David LLP v Goliath & Partners? (graphic by Mint)
David LLP v Goliath & Partners? (graphic by Mint)
In today’s edition of Mint: “Today our biggest problem is not foreign firms, it is people working at one-tenth the price that we work at,” said Cyril Shroff, the Mumbai managing partner of Amarchand & Mangaldas & Suresh A. Shroff & Co., in an interview in early 2012. “You are constantly being pulled down in price.”

In particular, he was referring to startup law firms. Professor Jayanth Krishnan of Indiana University’s Maurer School of Law has conservatively counted around 210 corporate law firms in India, as part of his research on the Indian legal industry. Just under 100 of those firms were set up after 2000, according to Krishnan, and at least 47 new firms opened their doors in the last five years, many having “peeled off” from larger firms.

The younger and smaller firms usually compete very aggressively on price, sometimes offering to work for free, and are turning the subdued economic climate into an advantage.
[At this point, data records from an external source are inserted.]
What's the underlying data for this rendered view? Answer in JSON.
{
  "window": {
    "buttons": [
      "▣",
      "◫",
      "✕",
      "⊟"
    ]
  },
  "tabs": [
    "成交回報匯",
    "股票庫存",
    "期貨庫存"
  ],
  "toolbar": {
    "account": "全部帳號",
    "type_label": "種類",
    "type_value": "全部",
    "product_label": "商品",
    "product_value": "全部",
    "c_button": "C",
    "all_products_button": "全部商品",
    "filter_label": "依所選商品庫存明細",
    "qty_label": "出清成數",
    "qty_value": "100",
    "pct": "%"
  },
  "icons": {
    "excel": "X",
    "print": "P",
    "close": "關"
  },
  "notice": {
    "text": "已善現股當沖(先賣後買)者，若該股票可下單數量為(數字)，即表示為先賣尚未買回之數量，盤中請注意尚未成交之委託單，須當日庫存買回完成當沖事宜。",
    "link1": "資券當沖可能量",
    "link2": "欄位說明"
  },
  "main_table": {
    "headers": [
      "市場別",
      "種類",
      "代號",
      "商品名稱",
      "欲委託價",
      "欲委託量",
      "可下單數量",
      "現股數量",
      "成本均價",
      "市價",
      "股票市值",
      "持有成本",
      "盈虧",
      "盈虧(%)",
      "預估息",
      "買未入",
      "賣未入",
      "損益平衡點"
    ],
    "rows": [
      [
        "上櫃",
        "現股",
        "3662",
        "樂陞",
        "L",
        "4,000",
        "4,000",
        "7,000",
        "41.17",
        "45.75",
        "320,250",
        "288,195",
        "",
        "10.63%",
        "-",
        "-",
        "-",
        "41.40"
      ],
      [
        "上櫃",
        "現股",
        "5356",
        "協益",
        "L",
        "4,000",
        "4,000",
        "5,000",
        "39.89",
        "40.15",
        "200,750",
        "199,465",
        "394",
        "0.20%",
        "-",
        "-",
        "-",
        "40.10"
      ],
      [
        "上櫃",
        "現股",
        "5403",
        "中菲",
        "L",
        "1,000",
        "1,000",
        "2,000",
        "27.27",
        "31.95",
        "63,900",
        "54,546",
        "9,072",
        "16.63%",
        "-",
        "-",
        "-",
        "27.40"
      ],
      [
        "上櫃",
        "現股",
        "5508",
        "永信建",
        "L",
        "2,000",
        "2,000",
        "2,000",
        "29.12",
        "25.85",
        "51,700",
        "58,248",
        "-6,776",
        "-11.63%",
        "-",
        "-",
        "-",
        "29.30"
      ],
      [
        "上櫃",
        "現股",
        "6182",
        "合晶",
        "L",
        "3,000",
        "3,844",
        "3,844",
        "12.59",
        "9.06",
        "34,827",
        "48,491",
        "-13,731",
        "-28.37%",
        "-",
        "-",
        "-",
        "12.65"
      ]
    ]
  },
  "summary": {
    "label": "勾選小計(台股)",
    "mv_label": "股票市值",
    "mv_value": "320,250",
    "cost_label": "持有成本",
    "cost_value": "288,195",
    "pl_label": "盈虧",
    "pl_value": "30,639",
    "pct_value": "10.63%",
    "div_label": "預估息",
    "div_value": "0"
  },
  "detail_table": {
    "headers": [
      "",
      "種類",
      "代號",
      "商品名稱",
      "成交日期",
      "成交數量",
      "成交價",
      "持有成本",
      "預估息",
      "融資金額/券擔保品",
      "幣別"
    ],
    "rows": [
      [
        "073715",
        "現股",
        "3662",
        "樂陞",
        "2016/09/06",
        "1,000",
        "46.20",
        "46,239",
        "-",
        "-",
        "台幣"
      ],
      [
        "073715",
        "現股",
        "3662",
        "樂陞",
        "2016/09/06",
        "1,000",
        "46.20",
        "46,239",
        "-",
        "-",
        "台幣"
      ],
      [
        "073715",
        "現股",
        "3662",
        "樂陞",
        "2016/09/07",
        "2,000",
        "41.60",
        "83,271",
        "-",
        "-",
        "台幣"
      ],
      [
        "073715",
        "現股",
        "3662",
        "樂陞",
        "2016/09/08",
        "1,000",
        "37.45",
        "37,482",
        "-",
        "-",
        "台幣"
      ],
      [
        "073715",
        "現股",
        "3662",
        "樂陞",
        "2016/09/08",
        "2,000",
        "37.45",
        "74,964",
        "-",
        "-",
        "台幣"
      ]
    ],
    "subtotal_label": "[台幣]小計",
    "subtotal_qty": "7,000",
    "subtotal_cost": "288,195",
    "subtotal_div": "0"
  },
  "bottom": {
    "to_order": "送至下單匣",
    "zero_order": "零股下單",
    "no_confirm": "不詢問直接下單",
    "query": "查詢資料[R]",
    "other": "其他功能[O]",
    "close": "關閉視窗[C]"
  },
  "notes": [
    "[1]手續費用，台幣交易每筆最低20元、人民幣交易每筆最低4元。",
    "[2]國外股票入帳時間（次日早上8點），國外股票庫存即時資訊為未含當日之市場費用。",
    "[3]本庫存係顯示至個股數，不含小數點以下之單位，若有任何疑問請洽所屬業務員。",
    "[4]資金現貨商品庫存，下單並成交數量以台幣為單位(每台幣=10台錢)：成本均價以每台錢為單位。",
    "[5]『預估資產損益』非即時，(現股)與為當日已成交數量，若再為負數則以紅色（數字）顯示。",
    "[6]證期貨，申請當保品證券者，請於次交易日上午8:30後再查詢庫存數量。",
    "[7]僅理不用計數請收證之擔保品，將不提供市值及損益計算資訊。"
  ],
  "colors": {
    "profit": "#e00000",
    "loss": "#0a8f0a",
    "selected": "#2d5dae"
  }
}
“When (the company) goes through a cost cut, the first thing to go is (the budget on) external lawyers. So instead of completely getting rid of (external lawyers), I’ve moved to a smaller firm,” explains one in-house counsel.

But are these firms like mosquitoes with a short lifespan vexing an elephant or will they disrupt the legal industry food chain in more fundamental ways?

Fire breathers

Mysore Prasanna has witnessed the evolution of the legal industry from a client’s perspective more closely than most: He began practicing in 1970, worked as a lawyer at Indian companies from 1977 and was group general counsel for the Aditya Birla Group from 1998 to 2010.

In his experience, most lawyers start their own firms for broadly similar reasons. In-housers who take the plunge may often feel that they have reached the limit of their current career path but still have “fire in the belly”, while also eying longer-term economic considerations.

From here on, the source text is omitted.